Vol. 2 opens with the lacily gothic drawings and poetic text of Beth Steidel, but also includes: "Stoney's is Better," a comic-strip narrative by Alan Dubinsky and Jodee Ferrari about dreams of flight from the Rust Belt; Ben Kehoe's "Constant Star," a dark-humored strip about a medieval knight; "Sppeech," a series of jokes and doodles on scrap paper, by Dave Bernabo and Lindsey Clark; "Mr. Jitters," a deadpan short story by David V. Matthews; and "Like Lace," an expressionistic strip about high-school horrors by JULIACKS.

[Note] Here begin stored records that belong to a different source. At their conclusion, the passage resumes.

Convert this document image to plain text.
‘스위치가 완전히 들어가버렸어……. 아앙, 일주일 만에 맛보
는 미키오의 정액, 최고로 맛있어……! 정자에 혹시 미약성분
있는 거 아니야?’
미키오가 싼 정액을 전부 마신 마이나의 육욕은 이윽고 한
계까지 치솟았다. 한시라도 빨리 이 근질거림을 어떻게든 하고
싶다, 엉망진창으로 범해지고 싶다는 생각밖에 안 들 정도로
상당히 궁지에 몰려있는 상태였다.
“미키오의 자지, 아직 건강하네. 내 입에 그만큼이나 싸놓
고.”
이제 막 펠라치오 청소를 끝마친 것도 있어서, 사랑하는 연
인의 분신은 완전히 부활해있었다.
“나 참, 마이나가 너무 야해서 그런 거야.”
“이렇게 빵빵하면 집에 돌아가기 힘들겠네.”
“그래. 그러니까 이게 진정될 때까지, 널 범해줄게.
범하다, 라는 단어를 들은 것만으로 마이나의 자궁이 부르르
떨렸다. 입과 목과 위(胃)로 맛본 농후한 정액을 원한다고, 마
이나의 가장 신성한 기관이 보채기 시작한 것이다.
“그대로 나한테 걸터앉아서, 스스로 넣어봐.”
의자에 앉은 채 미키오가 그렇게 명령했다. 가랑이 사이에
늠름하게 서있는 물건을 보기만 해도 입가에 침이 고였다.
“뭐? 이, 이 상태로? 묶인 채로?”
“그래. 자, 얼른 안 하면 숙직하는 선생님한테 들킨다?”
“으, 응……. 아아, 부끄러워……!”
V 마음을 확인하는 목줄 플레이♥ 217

A highlight is the poignant "Starfire II," written by editor and publisher Gettman himself and illustrated by Beano. It opens at the 2005 Pittsburgh Comic Convention but segues to downstate Illinois in the early 1980s, as Gettman continues the autobiographical story he began in Vol. 1.
The 19-song CD includes exclusive tracks from local bands including Zombi, Centipede E'st, Modey Lemon, Vale and Year, Dirty Faces and HTML, plus nationally known out-of-towners including Oneida and Elf Power.
Vol. 1 has sold 800 copies. The Vol. 2 press run is 1,200, and with marketing plans that include a booth at the Museum of Comic and Cartooning Art's June 10 comic show, in New York City, Gettman sounds tuned to the business possibilities.
Yet as the collective's name suggests, Unicorn Mountain is about more than moving units. On the MySpace profile Gettman wrote, "Unicorn Mountain" says it would like to meet "[c]reators who approach the world and their work with a sense of optimism and child-like wonder" and "people who love where they're from (especially if it's Pittsburgh)."
Gettman, 36, a UPMC program administrator, spurns the cynicism that can pass for hipness in underground-art circles. "Everybody involved with this book loves Pittsburgh," he says. "Most of the people involved are huge Steeler fans" who play pickup games on Saturdays, and on autumn Sundays huddle to watch games.
"We're enthused about what we do and where we're doing it," he says. "There's a lot to celebrate about Pittsburgh."